Government officials have a political problem; coal has an image problem, and the U.S. economy might have multiple problems over the next 10 to 15 years as the result of the nation’s seemingly headlong rush into climate change mitigation measures that would restrict greenhouse gas (GHG) emissions from power plants, factories and motor vehicles, according to speakers Thursday at the two-day Goldman Sachs annual Power and Utility Conference in New York City.

“There has been a significant change in Washington, DC, with last November’s [congressional] elections,” said Betsy Moler, an Exelon executive vice president and former chair at the Federal Energy Regulatory Commission. “There was a real wake-up call in Congress on the importance of the issue and a real different attitude on dealing with climate change, but I don’t necessarily mean there will be a bill on the president’s desk by the end of the year, but there are lots and lots of things going on, and a lot of people are betting on whether there will be something this year or not.
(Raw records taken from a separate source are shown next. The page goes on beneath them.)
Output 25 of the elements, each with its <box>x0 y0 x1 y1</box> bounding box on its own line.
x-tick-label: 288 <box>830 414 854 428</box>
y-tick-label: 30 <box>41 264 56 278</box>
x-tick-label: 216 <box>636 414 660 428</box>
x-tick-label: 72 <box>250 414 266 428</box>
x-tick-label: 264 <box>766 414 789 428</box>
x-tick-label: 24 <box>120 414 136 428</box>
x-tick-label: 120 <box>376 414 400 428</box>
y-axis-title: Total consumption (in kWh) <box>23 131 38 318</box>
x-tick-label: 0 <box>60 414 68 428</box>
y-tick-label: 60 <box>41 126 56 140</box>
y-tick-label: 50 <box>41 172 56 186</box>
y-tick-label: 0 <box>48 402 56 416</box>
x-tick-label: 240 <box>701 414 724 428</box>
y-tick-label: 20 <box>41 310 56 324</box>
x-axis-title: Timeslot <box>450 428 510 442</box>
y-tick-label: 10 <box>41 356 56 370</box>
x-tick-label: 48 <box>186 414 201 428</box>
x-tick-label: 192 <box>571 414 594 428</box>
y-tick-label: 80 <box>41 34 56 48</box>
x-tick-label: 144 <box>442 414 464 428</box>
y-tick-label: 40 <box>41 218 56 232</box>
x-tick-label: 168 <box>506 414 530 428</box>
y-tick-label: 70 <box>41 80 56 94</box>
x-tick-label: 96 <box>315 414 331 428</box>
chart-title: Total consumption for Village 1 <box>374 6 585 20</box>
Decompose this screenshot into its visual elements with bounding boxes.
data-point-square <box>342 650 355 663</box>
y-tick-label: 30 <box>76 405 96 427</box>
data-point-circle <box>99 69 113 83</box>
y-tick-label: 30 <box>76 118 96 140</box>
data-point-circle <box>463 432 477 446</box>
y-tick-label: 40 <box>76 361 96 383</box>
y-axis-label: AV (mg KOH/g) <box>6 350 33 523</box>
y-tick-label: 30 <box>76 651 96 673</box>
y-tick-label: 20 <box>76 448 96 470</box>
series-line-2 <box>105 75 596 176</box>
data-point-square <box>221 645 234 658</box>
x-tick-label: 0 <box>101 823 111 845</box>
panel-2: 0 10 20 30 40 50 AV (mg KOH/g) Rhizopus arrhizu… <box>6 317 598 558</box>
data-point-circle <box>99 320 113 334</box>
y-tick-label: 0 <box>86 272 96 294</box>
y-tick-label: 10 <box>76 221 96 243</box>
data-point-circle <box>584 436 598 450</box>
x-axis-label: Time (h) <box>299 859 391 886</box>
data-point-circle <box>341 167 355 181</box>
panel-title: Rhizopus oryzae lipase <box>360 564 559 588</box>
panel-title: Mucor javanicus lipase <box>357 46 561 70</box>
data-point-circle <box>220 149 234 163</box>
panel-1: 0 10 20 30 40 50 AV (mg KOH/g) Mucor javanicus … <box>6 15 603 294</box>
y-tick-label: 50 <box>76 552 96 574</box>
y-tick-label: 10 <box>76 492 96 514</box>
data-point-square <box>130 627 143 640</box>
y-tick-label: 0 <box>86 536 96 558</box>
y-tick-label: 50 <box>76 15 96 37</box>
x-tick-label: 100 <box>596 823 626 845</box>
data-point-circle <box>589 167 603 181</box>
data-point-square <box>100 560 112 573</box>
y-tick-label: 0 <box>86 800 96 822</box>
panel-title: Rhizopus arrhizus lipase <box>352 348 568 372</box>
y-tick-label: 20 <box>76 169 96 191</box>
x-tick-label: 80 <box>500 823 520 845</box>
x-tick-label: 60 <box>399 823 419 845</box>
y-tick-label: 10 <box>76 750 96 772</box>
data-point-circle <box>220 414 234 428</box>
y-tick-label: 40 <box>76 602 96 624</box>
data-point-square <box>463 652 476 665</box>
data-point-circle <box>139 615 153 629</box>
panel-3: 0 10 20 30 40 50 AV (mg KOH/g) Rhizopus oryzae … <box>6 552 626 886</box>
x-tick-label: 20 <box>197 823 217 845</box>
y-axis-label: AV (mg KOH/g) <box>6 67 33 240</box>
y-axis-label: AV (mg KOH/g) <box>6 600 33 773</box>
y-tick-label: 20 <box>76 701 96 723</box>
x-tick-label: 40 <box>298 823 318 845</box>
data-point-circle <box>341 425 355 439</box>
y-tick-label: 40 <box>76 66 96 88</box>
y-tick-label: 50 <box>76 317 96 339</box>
“If I was to bet, I would say probably the next Congress. For now there is a lot of thinking and work and learning going on. The current president is opposed to mandatory carbon legislation, but I believe the next president, whether a Republican or a Democrat, is likely to feel it is important to do something. That will be another fundamental change. All the leading candidates have well developed, aggressive positions on carbon.”

What structure, regulations and rules emerge from a new emphasis that has made climate change a “mom-and-apple-pie” bipartisan political issue is not clear at this point, the panelists said, but there are impacts on energy prices and fuels that are sure to develop. The need to buffer the national and regional economies will be a major objective of any carbon-based legislation that eventually emerges, they said.

A cap-and-trade system is likely to be the preferred vehicle for implementing carbon-mitigation measures as opposed to a so-called “carbon tax,” the experts said.

“While there are some players in the industry who want to see a tax, they are not in the majority, and furthermore the word ‘tax’ in Washington, DC, is still a bad word,” said NRG Energy’s Dave Corneli, vice president for market/climate change policy, who substituted for NRG CEO David Crane at the Goldman Sachs conference. “The prospects for a tax are very low and for a cap-and-trade very high. The big tradeoffs that Congress and whoever is in the White House will be looking at will attempt to keep a balance between the environmental and economic impacts of any carbon legislation.

“The objective is to try to reduce carbon emissions [by 50%] quickly by mid-century without trying to decrease them so quickly early on that it causes problems for power prices, gas prices and really the whole complex economy we deal with. What is likely to emerge is a cap-and-trade system with a combination of a modest carbon reduction goal and a safety valve to protect against power prices going too high and there being too much natural gas fuel switching.”

This sort of balanced approach that would delay for at least a decade moving to more aggressive GHG emission reduction goals might get passed by Congress and signed by the president more quickly, the NRG executive said.

In states such as Pennsylvania, the Carolinas and elsewhere in which coal is a major part of the economy, the continued carbon mitigation push is bound to have significant impacts, two other speakers from utilities in Pennsylvania and North Carolina told the Goldman Sachs forum. Progress Energy CFO Peter Scott said categorically that his company’s customers in North Carolina dislike coal-fired generation much more than nuclear generation. They simply “hate coal,” he said.

“Pennsylvania being a coal state, certainly the state legislators realize that whatever happens with carbon can have, and will have, an impact on the state,” said PPL Corp. CEO Jim Miller. “My concern about this whole issue is that our legislators are going to face something more difficult than they have ever faced. The danger is that they are equating this current exercise as being the same as it was in the SO2 [sulfur dioxide-mitigation] days, so this issue of educating them becomes critical because they don’t understand that it is a whole different ball game.

“It [carbon mitigation] has gone beyond the technical issue and is now ‘motherhood-and-apple-pie.’ It’s a political and optics issue so a bill will be passed — probably in the next Congress as Betsy [Moler] has predicted. But what no one seems to grasp is that there is no technical solution for the carbon sequestrations, and you are already beginning to hear the rumblings of the real difficulty of sequestration, so what we will do in my opinion is that we will impose a cost on the utility ratepayers and the utilities will recover it in rates and the unregulated energy providers will reflect it in energy charges, and there will be no economic technology for at least the next 15 or 20 years to reduce carbon by 50%.

“Everyone will shake hands and congratulate one another and will go on as usual burning coal and the price of power will go up.”

Progress Energy’s Scott is equally skeptical, saying North Carolina citizens created a “huge uproar” against Duke Energy’s recent proposals for building two new coal-fired plants, and there is a growing distaste for the fuel that cannot be ignored, he said.

“The response to Duke’s proposal really showed how people respond to coal,” Scott said. “Our surveys show that while our customers do not like nuclear plants, they hate coal plants. I don’t know if it’s a combination of the mining disasters that happened around Christmas last year, which I don’t think we should ignore; or Al Gore’s movie, plus the evangelical movements that are making this an important part of their story.

“There is a negative perception around coal, and I don’t know what is going to happen to change that.”